Aug 07, 2013 - Sale 2321

Sale 2321 - Lot 29

Price Realized: $ 8,400
?Final Price Realized includes Buyer’s Premium added to Hammer Price
Estimate: $ 5,000 - $ 7,500
DESIGNER UNKNOWN BUFFALO BILL BIDS YOU GOOD BYE. 1911.
54x41 inches, 137 1/4x104 cm. The U.S. Lithograph Co. Russell-Morgan Print, Cincinnati & New York.
Condition B+: repaired tears and restored losses at edges, some affecting image; creases, abrasions, restoration and overpainting in margins and image; vertical and horizontal folds.
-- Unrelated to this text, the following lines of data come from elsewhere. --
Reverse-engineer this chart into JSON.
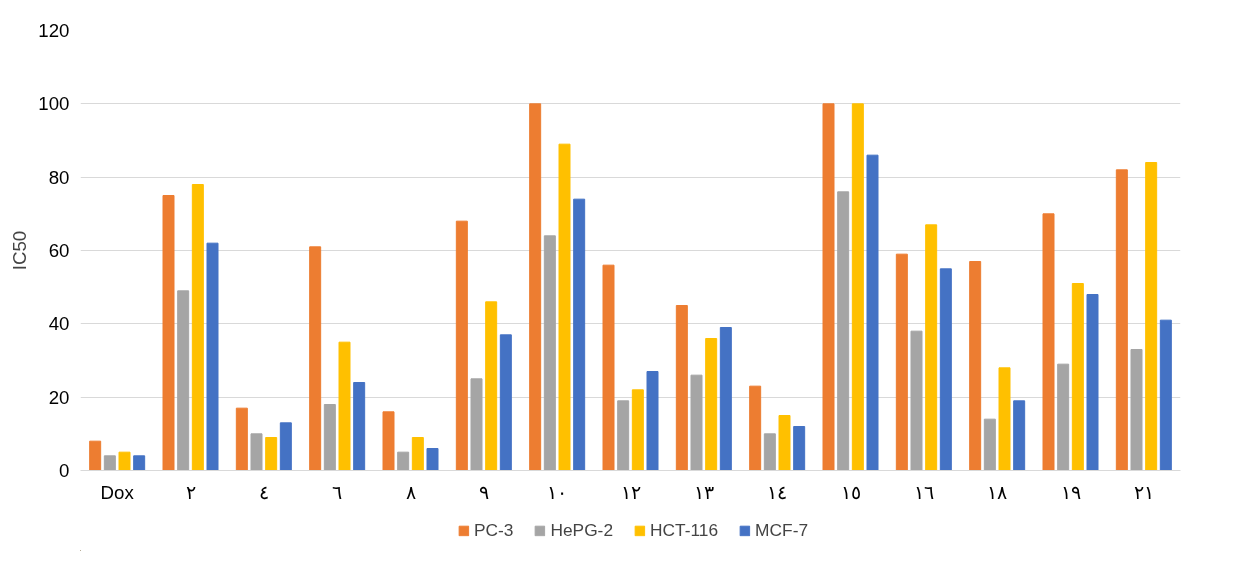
{
  "chart_data": {
    "type": "bar",
    "ylabel": "IC50",
    "categories": [
      "Dox",
      "٢",
      "٤",
      "٦",
      "٨",
      "٩",
      "١٠",
      "١٢",
      "١٣",
      "١٤",
      "١٥",
      "١٦",
      "١٨",
      "١٩",
      "٢١"
    ],
    "series": [
      {
        "name": "PC-3",
        "color": "#ed7d31",
        "values": [
          8,
          75,
          17,
          61,
          16,
          68,
          100,
          56,
          45,
          23,
          100,
          59,
          57,
          70,
          82
        ]
      },
      {
        "name": "HePG-2",
        "color": "#a5a5a5",
        "values": [
          4,
          49,
          10,
          18,
          5,
          25,
          64,
          19,
          26,
          10,
          76,
          38,
          14,
          29,
          33
        ]
      },
      {
        "name": "HCT-116",
        "color": "#ffc000",
        "values": [
          5,
          78,
          9,
          35,
          9,
          46,
          89,
          22,
          36,
          15,
          100,
          67,
          28,
          51,
          84
        ]
      },
      {
        "name": "MCF-7",
        "color": "#4472c4",
        "values": [
          4,
          62,
          13,
          24,
          6,
          37,
          74,
          27,
          39,
          12,
          86,
          55,
          19,
          48,
          41
        ]
      }
    ],
    "ylim": [
      0,
      120
    ],
    "yticks": [
      0,
      20,
      40,
      60,
      80,
      100,
      120
    ],
    "grid": "y",
    "legend": "bottom"
  }
}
This poster is an extraordinary confluence of at least four external influences including dreams, schemes, self promotion and publicity. In 1909, Lewis Rodman Wanamaker, the scion of the great Philadelphia department store family, publicly proposed the idea of a gigantic memorial to the vanishing Native American, to be situated across from the Statue of Liberty in New York Harbor. Wanamaker, and his chief photographer, Joseph Kossuth Dixon, kept pushing their project and on December 8, 1911, Congress passed an act authorizing the construction of the monument on Staten Island. In 1913 there was a groundbreaking ceremony and President Taft himself, as well as over 30 prominent Native Americans, were in attendance. Among the monument's supporters was Buffalo Bill, who was at the time winding down his long run as America's premiere and most-recognized performer. After announcing his impending retirement in 1910, advertisements for his shows began appearing with the phrases, "bids good bye," "absolutely last appearance," etc. It turned out the perennial showman's announcement became a rather successful way to sell tickets, and these "good bye" notices continued to appear for several years. Here, in an attempt to piggyback his own publicity with an important national story, the performer decided to weigh in on the monument. No other copy of this poster is known to exist, but the image is reproduced in the book, "Thrilling Lives of Buffalo Bill and Pawnee Bill," (by Frank Winch. S.L. Parsons & Sons, New York, 1911) with the caption, "a suggestion designed by Louis E. Cooke [Buffalo Bill's General Agent] for the proposed monument to the American Indian, to be erected in New York Harbor by Mr. Rodney Wanamaker." Identical imagery from the anonymous design was also used the following year on a poster to promote the film "The Life of Buffalo Bill in 3 reels." A victim of the onset of World War I and changing public opinions, the monument was never constructed. Buffalo Bill died in January, 1917.